Art - The Gallery
showcasing local artists
Cedar Creek Lodges at Thunderbird Park has transformed its Lobby and Lounge Bar walls into an exhibition space showcasing beautiful Scenic Rim artworks.
With some 200,000 visitors and guests passing through each year, we are hopeful that this will translate into our artists’ works being purchased by art lovers from near and far.
The Gallery was officially opened at an invitation-only event of 90 art enthusiasts on Wednesday, 3rd November by the Hon. Dame Quentin Bryce AD CVO.
Artists
Louise Grove Wiechers (The Gallery Curator)

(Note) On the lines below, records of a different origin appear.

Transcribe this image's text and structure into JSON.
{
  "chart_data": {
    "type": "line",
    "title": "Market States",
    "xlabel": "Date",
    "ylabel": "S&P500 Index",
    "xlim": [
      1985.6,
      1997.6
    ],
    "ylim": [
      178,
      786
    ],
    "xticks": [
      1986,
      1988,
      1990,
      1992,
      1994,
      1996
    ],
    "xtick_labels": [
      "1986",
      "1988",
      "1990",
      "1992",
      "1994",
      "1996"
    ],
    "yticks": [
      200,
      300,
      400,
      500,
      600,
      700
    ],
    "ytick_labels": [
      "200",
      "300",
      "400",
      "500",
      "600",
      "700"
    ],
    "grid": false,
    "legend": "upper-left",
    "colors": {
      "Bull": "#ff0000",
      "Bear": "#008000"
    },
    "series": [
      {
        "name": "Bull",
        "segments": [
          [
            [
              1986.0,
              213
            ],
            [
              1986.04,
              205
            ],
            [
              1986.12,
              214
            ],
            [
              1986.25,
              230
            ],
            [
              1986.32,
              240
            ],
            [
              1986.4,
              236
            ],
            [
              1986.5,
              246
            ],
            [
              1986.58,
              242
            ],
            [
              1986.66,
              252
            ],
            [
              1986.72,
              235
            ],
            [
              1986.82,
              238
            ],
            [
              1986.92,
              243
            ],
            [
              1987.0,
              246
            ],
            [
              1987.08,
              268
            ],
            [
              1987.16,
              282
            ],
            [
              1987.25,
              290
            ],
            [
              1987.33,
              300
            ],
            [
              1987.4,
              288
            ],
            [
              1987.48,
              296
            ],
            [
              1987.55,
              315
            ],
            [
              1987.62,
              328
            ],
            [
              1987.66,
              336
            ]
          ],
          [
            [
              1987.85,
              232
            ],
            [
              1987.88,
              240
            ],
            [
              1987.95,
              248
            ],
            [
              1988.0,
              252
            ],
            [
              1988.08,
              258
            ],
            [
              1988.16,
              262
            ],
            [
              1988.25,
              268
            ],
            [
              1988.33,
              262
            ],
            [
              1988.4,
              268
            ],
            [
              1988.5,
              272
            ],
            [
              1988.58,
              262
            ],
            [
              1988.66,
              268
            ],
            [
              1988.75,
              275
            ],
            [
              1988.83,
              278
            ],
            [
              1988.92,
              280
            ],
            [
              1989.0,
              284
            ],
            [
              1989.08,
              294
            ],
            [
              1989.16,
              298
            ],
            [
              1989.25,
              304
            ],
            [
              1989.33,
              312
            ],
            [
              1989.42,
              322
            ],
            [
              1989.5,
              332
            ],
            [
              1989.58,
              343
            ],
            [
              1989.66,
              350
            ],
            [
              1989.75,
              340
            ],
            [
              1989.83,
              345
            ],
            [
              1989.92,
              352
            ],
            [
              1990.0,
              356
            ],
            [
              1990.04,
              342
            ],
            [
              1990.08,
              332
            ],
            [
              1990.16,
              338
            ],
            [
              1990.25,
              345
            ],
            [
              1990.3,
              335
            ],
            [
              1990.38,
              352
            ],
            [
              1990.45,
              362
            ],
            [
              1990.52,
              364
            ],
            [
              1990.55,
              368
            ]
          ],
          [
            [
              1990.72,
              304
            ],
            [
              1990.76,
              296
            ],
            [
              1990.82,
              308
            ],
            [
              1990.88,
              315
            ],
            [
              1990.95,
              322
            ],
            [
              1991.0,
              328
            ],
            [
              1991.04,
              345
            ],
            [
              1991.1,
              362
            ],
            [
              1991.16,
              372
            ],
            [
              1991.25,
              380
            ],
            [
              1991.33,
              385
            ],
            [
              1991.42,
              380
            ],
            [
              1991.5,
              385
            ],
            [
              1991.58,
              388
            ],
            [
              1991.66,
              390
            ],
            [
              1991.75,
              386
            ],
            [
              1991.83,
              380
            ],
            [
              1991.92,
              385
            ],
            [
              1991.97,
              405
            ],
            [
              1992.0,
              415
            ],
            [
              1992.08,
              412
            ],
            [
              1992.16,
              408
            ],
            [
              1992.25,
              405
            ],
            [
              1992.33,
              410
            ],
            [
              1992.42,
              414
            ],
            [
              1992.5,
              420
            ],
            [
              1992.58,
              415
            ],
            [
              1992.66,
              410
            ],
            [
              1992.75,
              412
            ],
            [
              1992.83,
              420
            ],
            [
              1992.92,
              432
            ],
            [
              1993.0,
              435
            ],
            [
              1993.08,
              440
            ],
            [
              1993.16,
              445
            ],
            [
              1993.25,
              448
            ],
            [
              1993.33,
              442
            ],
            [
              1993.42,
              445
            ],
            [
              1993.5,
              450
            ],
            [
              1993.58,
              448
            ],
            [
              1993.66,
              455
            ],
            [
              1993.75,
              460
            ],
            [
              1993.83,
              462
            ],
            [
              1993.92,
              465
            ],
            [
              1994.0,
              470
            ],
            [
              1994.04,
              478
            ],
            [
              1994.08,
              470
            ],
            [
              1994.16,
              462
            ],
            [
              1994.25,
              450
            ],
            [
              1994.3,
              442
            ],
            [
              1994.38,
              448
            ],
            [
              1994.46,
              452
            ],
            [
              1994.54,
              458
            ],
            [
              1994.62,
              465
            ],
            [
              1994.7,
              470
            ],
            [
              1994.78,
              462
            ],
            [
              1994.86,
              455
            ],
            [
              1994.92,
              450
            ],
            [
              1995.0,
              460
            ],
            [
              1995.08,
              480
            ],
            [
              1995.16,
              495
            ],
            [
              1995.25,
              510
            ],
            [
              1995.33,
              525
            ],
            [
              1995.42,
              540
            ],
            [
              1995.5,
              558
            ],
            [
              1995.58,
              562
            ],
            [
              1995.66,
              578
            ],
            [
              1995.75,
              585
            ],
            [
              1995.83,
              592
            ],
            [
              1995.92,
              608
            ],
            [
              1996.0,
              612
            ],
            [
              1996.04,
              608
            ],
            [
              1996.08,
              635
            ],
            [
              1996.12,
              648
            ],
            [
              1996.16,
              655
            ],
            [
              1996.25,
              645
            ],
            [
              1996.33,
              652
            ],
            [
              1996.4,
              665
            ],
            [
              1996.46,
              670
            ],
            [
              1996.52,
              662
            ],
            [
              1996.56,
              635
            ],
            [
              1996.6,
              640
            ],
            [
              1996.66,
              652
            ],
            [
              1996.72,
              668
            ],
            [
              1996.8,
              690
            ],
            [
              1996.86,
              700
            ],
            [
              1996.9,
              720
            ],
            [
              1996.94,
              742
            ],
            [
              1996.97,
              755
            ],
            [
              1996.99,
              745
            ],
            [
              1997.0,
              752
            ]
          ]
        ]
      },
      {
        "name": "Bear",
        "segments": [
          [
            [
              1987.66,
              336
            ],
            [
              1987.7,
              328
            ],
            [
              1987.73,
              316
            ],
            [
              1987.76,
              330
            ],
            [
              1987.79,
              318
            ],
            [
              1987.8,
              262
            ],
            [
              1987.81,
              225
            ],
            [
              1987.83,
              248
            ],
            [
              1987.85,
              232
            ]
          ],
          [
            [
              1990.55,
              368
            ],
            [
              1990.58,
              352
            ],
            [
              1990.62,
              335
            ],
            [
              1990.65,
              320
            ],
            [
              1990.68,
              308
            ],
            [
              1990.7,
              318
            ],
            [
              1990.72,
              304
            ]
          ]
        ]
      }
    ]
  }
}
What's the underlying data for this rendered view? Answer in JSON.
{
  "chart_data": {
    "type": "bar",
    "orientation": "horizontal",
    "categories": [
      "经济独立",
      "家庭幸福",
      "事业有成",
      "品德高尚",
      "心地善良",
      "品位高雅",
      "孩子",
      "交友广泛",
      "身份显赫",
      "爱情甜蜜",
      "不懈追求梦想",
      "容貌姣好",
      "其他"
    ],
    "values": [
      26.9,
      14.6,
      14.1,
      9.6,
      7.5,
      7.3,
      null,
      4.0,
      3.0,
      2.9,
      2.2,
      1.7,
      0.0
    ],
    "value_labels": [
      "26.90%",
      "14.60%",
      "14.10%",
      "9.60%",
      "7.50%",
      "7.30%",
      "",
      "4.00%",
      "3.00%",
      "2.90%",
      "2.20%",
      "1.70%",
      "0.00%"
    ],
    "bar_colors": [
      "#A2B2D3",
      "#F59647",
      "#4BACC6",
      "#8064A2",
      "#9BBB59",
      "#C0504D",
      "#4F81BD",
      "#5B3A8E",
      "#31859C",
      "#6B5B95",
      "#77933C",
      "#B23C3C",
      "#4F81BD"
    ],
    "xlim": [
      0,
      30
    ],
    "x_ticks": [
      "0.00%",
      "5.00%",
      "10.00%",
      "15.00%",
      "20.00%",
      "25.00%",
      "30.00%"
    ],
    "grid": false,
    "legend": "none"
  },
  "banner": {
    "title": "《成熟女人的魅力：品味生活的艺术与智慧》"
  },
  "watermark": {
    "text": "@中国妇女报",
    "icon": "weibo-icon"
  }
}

Louise has the extraordinary ability to transport the viewer far from the everyday and into another world by capturing both the vibrant spirit and peacefulness of rural living. The natural beauty of our Scenic Rim vistas has given Louise endless inspiration. She understands the effect of light and colour on the senses. With animated, colourful brushwork; lifestyle and landscape are fused radiantly together. Louise is also a qualified fine-art printmaker and often has a collection of etchings, lino, collagraph and life drawings on display.
Ron Bryant
Ron's passion is painting Landscapes and Sea Scapes in Oil or Mixed Media. He's truly blessed to live in a beautiful part of Queensland Australia, which is so tropical and also so rural. In all Ron's paintings, he endeavours to capture light - energy and the atmosphere that he sees and feels. Nowadays Ron rarely paints from a reference photograph, as he likes to experience the connection with nature by note-taking and observing, then taking his thoughts and sketches back into the studio to paint from his experience.
Trish Price
Art has been Trish’s passion since she first took lessons as a child. However, it is through developing her techniques of painting in acrylics that Trish has found her feet. Her style is marked by realistic images of Australian landscapes and the creatures that live there. Loving Australian birds, Trish’s artwork has a special focus on these gorgeous forest and garden dwellers. Her works give the viewer an opportunity to share with the artist an appreciation for beauty, mystery and a connection with the Australian bush and wildlife.
Helen Griffin
Helen works from pictures taken while walking on bush tracks, by the ocean or over rocky, dry terrain. Her images are impressionistic - an attempt to capture the transience of the moment and her reaction to that moment. Her choices of colour for the initial "wash" determine mood, and the speed and urgency of line and paint application are an instinctive effort to capture the immediacy of the moment. She's never certain of what she's going to create, but a new reality is produced, which she hopes to capture the experience and essence of the landscape.
Susan Lhamo
Since college graduation in 1975, Susan has pursued her painting career, held 5 solo shows and participated in many group exhibitions. The landscape of places near where she lives, has been one of her main points of interest and has inspired her artwork. In her paintings, she likes to evoke the spirit or feeling of the landscapes she experiences and invite the viewer to find similar connections. The relationship between colours is a significant part of her art practice. Susan presently lives and creates art on Tamborine Mountain.
Debaran Wright
Art making is the diary of Debaran's life. Although she teaches many various mediums, she finds the combination of materials and textures to be the most exciting and experimental. Her work includes the use of bitumen, shellac, ink, paper, print, acrylics, found objects and oils. She has exhibited in many galleries and her work has been purchased by clients in Brisbane, Sydney, London and The Hague. One of her latest sales was to the Redland Shire Council and it now hangs in their offices.
Cassi Ashton Thomas
Cassi's work is a constant search for the best way to interpret the ideas she has about herself and the world she lives in. She doesn't limit herself to one medium, style or concept. Each piece she creates is an extension from the past, where she's come from and what she's learned, as well as a preview of the future and where she's going. As an art educator, she will create a space where people can believe in self-expression without judgement or fear. Her perfect world is a place where every student celebrates their creations, no matter how big or small.
Abigail Chaloupka
Art, music and culture are an integral part of Abi’s life. She’s a contemporary artist with strong indigenous influence. A deep respect for ceremony, art and traditional culture was instilled in Abi at a very young age. Formal education helped to further develop Abi’s discipline and practices. She has matured to become a practical art maker who can produce works from murals to performance art. Now living in Wangeriburra Country, Abi continues to dedicate her art to the respect and acknowledgment of the sacredness of landscape.